On the morning of the 28th, we found eleven people stuck together. We could not reach the place as it was in rubles and risky. Himu, my all-time companion in the rescue, was absent due to illness and so I was a bit restrained. Even though there was not much hope, we asked the army for help again. They were not in a condition to directly deny us seeing our determination and commitment to the work. So, they kept telling us about the various risks. I returned to the camp in a bad mood and talked to Firoz Ahmed, central leader of Gonosamhati Andolon. We must do something, but what? It started raining while I was thinking about that. I scolded a soldier whom I knew very well; signs of guilt for not being able to do anything were evident on his face. After a while, I saw that the soldier came to the level of the civilians, leaving his uniform, and reached that risky place where the eleven were stuck. After a lot of requests, a fire service personnel agreed to come with us. After the five of us, three from the Student Federation and two of them, worked for an hour and a half, we managed to get out all of the eleven. Sadly, two of them had already found their places on the list of the dead. An intense agitation caught hold of everyone when we rescued nine people alive, but the two had died as a result of our not being able to get to them in time.

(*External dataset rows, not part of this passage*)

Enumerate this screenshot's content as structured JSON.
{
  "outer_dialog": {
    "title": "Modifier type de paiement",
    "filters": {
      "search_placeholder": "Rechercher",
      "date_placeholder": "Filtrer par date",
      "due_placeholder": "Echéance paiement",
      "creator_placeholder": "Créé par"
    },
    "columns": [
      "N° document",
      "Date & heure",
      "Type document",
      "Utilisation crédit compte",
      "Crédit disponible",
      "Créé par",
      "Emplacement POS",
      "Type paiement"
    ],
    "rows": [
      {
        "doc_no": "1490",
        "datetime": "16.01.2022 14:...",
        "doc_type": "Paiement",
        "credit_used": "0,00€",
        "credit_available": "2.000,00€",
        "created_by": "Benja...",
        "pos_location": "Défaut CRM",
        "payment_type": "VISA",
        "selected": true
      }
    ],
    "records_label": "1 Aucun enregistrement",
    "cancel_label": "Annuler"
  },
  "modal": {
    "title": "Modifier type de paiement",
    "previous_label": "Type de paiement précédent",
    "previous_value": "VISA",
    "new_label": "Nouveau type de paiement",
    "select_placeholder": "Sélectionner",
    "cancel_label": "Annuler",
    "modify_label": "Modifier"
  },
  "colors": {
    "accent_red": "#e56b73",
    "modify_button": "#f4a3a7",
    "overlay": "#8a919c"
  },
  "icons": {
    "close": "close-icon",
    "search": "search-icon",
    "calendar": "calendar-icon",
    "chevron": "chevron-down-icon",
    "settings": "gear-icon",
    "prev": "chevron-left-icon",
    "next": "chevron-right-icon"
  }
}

A lot of times, we and the fire service worked together. Then again, we were removed when a minister came, so that they could show themselves off. We saw that sometimes the strength of common people wearing saris and lungis overpowers the trained forces and turns into an army-- an army wearing saris and lungis, the army of people, the army that has the will to work, a mix of technical knowledge, and above all, humanity, empathy for the people. Many times I got lost trying to find the living among the dead and got worried when a member of the team was lost, because if someone died trying to find a body among these corpses and got lost among the rubble, finding them would be like finding a needle in a haystack.